Airport drill tests emergency units
By Matthew Whittle
Published in News on November 8, 2007 1:45 PM
Shortly before noon Wednesday, officials at the Goldsboro-Wayne Municipal Airport "stumbled" across the scene of a terrorist plot involving an unidentified chemical or biological compound -- likely the nerve gas sarin.
Following their emergency action plan, they contacted the Belfast Fire Department, who reported the discovery to the county Emergency Management Office.
In turn, county Emergency Services Director Blair Tyndall called the state Department of Emergency Management, which then contacted the U.S. Army's Active Guard Reserve 42nd Community Support Team out of Greenville.
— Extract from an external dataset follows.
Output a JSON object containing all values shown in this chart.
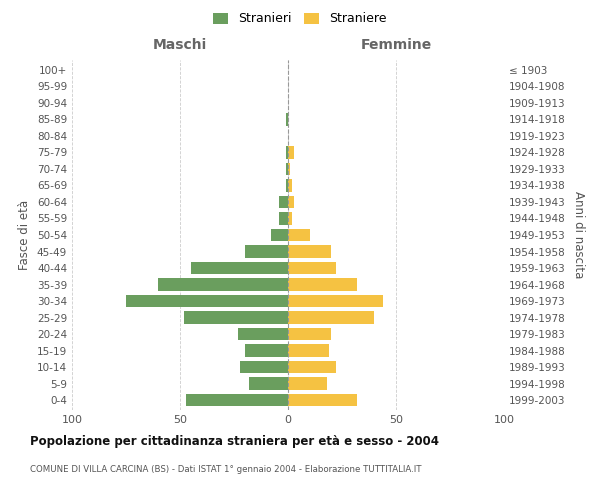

And while Wednesday's discovery was planned and not a true emergency, each step continued along as if it were an authentic bio-terrorism incident.
"This is all the procedure that we would do in a normal situation. We're just exercising it today," Tyndall explained.
The county emergency office also talked through the procedures that would normally follow such an incident, including the evacuation of Charles B. Aycock High School and Northeast Elementary School.
"We're required to have at least four of these a year, but we do much more than that. This is our fifth or sixth this year," Tyndall said. "The main thing is to get these outside and state agencies working together with the locals in the event that we do have something of this magnitude.
"It may not be the same people every time, but at least we know who these guys are and what their needs are."